Священник вгляделся в него. Лет под сорок человеку, вроде бы давно не юноша. Примерно того же возраста, что и сам отец Афанасий.
— А жена где теперь? Надеюсь, не убитая?
— Ее я выгнал. У матери своей спасается.
— Убивать не собираешься?
— Это как вопрос решится.
— Стало быть, если войдешь во вкус, то и ее приговоришь… В законном браке пребываете?
— Расписаны.
— Расписаны — это гражданский брак.
— Гражданский, отец Афанасий, это когда так, шаляй-валяй живут.
— Ошибаешься. Когда шаляй-валяй, это просто сожительствуют. Строже говоря, во грехе живут. А когда только расписаны, а не венчаны, это гражданский брак.
— Что-то я впервые про такое слышу. По-моему, ты ошибаешься.
— Погоди. Ты расписывался с ней в загсе?
— В загсе.
— Как расшифровывается слово «загс»?
— Это…
— … запись актов гражданского состояния. Верно?
— Нуда, верно.
— Значит, ваш брак там определен как гражданское состояние. Это лишь гражданский брак. А законный — это когда в храме Божием.
— Мне все равно, я, если бы и венчанные, прогнал бы ее. Отец Афанасий, даешь благословение на убийство?
— Погоди…
— Не надо меня уговаривать, я уже все решил.
— Зачем же тебе благословение? На меня захотел вину свою?..

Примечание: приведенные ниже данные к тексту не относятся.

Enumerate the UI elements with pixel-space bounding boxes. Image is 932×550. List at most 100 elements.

— Не знаю… Подумал, что… Понимаю, не дашь благословения?
— А как ты думал!
— Остальные-то грехи отпускаешь мне?
— Остальные — да… Раскаиваешься, что задумывал убийство?
— В этом нет. И не собираюсь. Обойдусь без благословения…
И человек зашагал прочь от священника к выходу из церкви. Отец Афанасий растерялся. «Уйдет! И убьет! Говорил все так спокойно, без истерик, взвешенно. Непременно убьет».
К нему уже подходил на исповедь знакомый прихожанин.
— Игорь, верни этого! Скажи: отец Афанасий просит вернуться.
Тот выполнил просьбу.
— Вот ты говоришь: благословение тебе, — заговорил батюшка, приблизив лицо к лицу замыслившего убийство. — А я не могу тебе его дать без благословения владыки.
— Как это?
— Ну а как же! — отец Афанасий аж задыхался от своей внезапной придумки. — Надо мной начальство стоит. Епископ. Ты думаешь, я каждый день благословения на убийство раздаю направо-налево?
— Думаю, не каждый.
— Если мне владыка даст добро, я тебе дам благословение. Как тебя зовут?
— Неважно… Евгений.
— Но только владыка сейчас в отъезде по епархии. Можешь подождать неделю? Через неделю приходи, будет принято решение.
— Не думал я, что и у вас тут волокита… А что мне целую неделю делать, если я ночами не сплю, места себе не нахожу? Волком выть?